Надеюсь можно не говорить, как важно то, что нам предстоит сейчас обсудить и решить. Первое — папка. «Папка Мадлен» — как придумал называть ее кто-то, и я не вижу причин это менять. Пусть так и остается впредь. В конце концов, справедливо, она кропотливо начала эту работу, хотя справедливее было бы назвать ее «папкой Мадлен и Стива».
— Нет, мэм. Я полагаю, что у таких документов должен быть один автор, независимо от количества помощников.
— Пусть так. Сегодня в этой папке меня интересует одно вложение. И это вложение — возможные кандидаты на пост президента страны. Президент Путин устраивает нас все меньше и меньше, и, полагаю, вам не надо объяснять почему.
— Да, мэм. Однако его рейтинг, несмотря на все трагические события…
— Спасибо за напоминание, но цифры его рейтинга я знаю порой с большей точностью, чем наши цифры. И полагаю, не мне объяснять вам природу этого рейтинга — нефть, экономический рост, возможность уделить внимание социальным программам, воинственность, популизм, ренессанс пансоветской идеи, которую помнят и одобряют большинство русских. И наконец, ваш тезис, который безрассудно проигнорировал мой сотрудник — о том, что катастрофы расшатывают слабых и укрепляют сильных. Но речь сейчас не о нем. Преемник. Я внимательно перечитала папку. Я уже говорила вам когда-то, что в свое время сочла Лемеха слишком авантюрным, а сейчас я вижу его единственным — но, увы, не на этом свете. Такое впечатление, что со смертью Лемеха ушли все.
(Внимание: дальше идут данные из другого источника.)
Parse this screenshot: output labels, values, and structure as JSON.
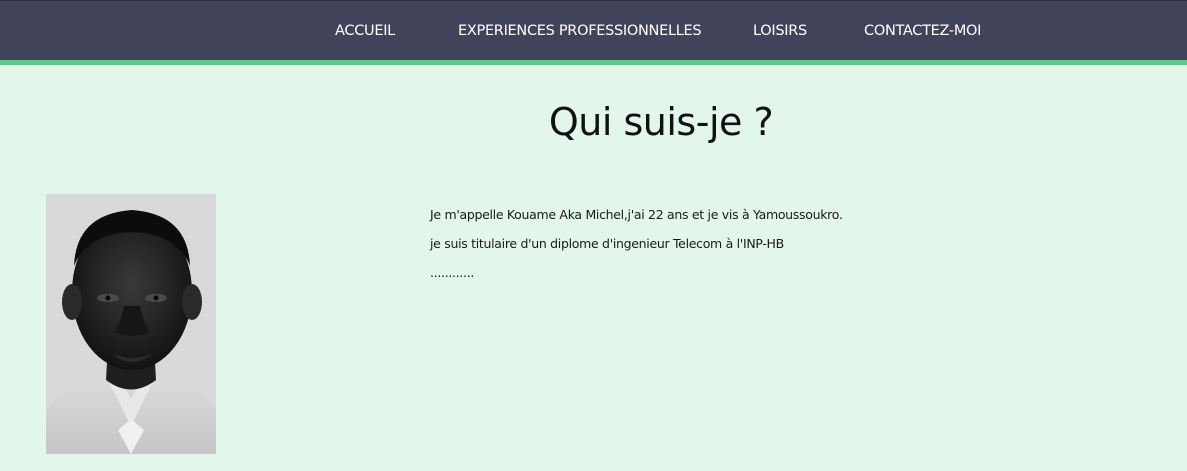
{
  "nav": {
    "items": [
      {
        "label": "ACCUEIL"
      },
      {
        "label": "EXPERIENCES PROFESSIONNELLES"
      },
      {
        "label": "LOISIRS"
      },
      {
        "label": "CONTACTEZ-MOI"
      }
    ]
  },
  "main": {
    "title": "Qui suis-je ?",
    "bio": {
      "line1": "Je m'appelle Kouame Aka Michel,j'ai 22 ans et je vis à Yamoussoukro.",
      "line2": "je suis titulaire d'un diplome d'ingenieur Telecom à l'INP-HB",
      "line3": "............"
    }
  },
  "colors": {
    "navbar_bg": "#41435a",
    "navbar_accent": "#5fc98c",
    "page_bg": "#e2f6ec"
  }
}
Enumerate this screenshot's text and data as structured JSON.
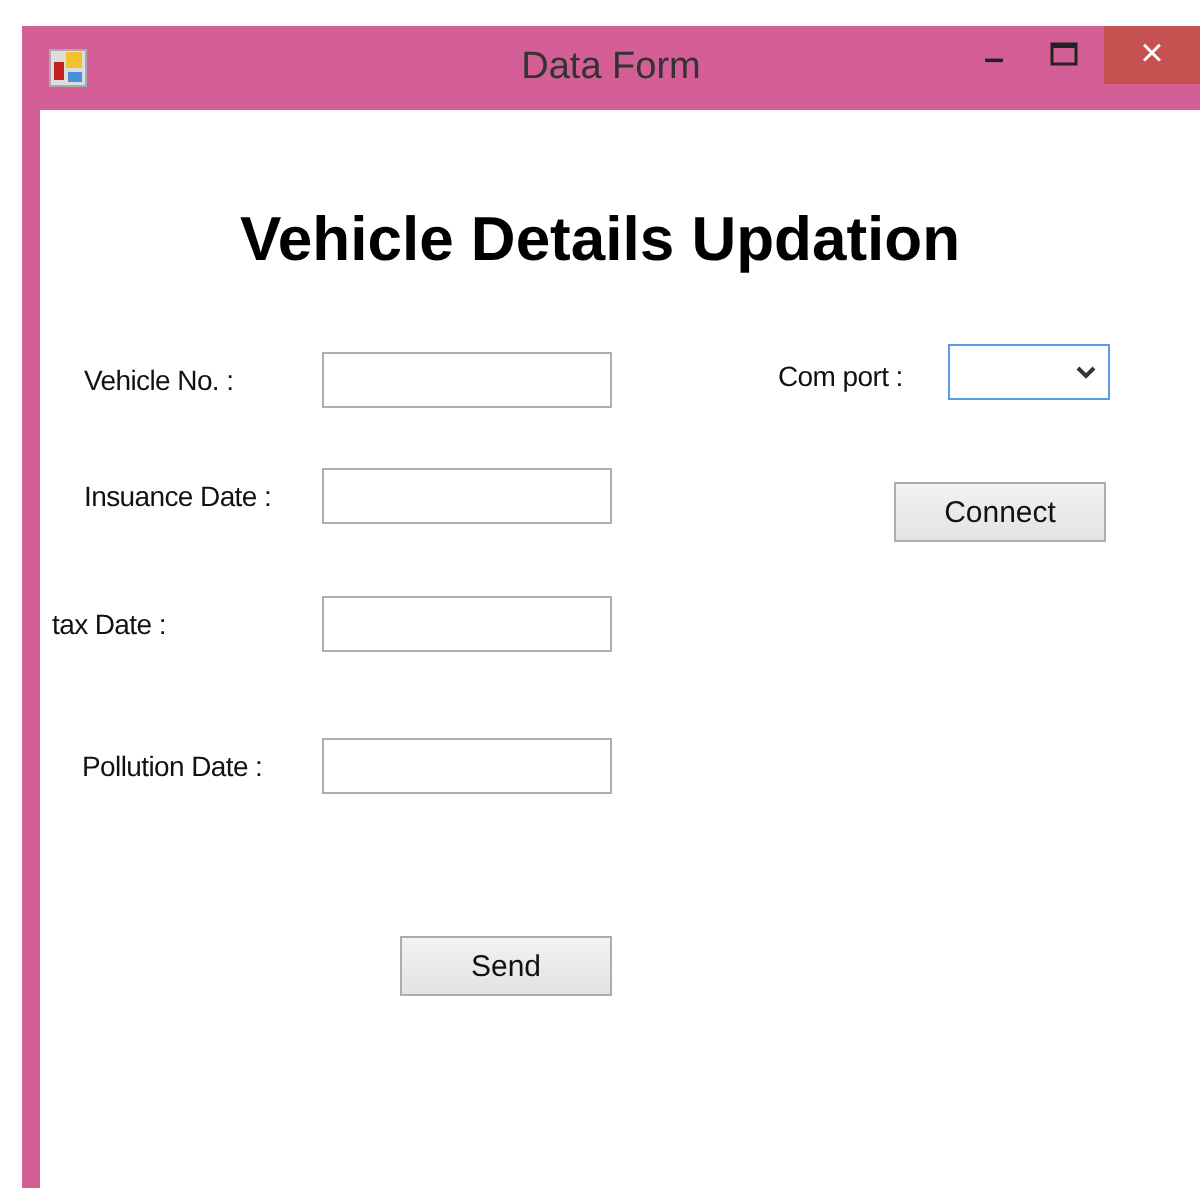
{
  "window": {
    "title": "Data Form",
    "controls": [
      "–",
      "×"
    ]
  },
  "heading": "Vehicle Details Updation",
  "fields": [
    {
      "label": "Vehicle No. :"
    },
    {
      "label": "Insuance Date :"
    },
    {
      "label": "tax Date :"
    },
    {
      "label": "Pollution Date :"
    }
  ],
  "com_port": {
    "label": "Com port :",
    "focused": true
  },
  "buttons": {
    "connect": "Connect",
    "send": "Send"
  }
}
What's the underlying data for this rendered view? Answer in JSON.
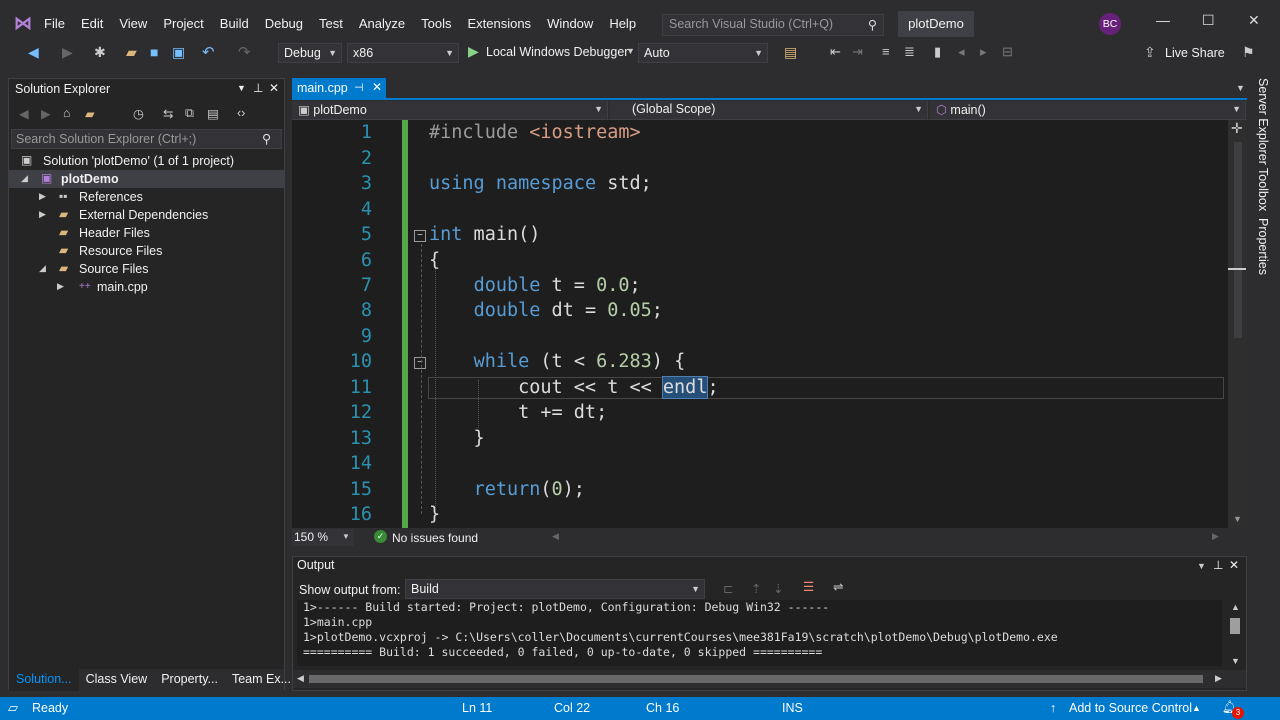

— Отчасти так и есть, мэм.
— Поясните.
— Людей, которые могли бы с нашей поддержкой занять место в Кремле на определенных — наших — условиях, сегодня эксплуатирует Путин.
Причем допускаю, что кому-то из них, не в ближайшее время, но тоже обещано место в Кремле.
— Что значит — эксплуатирует?
— Назначает на должности губернаторов, лоббирует их интересы на международной арене, способствуя превращению российских компаний в трнаснациональные корпорации, использует свое растущее политическое влияние для участия русских в громадных и выгодных проектах за пределами России.
— Вы всерьез полагаете, что я всего этого не знаю, мистер Гарднер?
И снова — уже второй раз за время сегодняшней встречи, она показалась ему большой черной кошкой или маленькой пантерой, в любую секунду готовой к смертельному прыжку. Но отступать было некуда.
— Вы задали вопрос…
— А вы, отвечая на него, сказали слишком много хорошо мне известных вещей, вместо того чтобы просто констатировать: «наши мальчики» — как их любовно называла Мадлен, теперь «мальчики Путина».
— Кстати, далеко не всех из «наших мальчиков» приняли в «мальчики Путина», с некоторыми просто заключили взаимовыгодные финансовые и политические сделки. Человек уходит с поста добровольно или что-то столь же добровольно возвращает, и остается жить с тем, что — щедро — оставлено. Самых непонятливых наказали, порой — демонстративно, напоказ, дабы другим неповадно было. Но главное — обуздали губернскую вольницу. И занялись, наконец, пропагандой. При мне президент Ельцин отчитывал руководителя своей пресс-службы: «Пропаганда? Забудьте это слово. Оно больше никогда не зазвучит в этих стенах». Я, помнится, еще подумал тогда: а как же народ узнает о том, что и почему вершится в Кремле? А главное — зачем.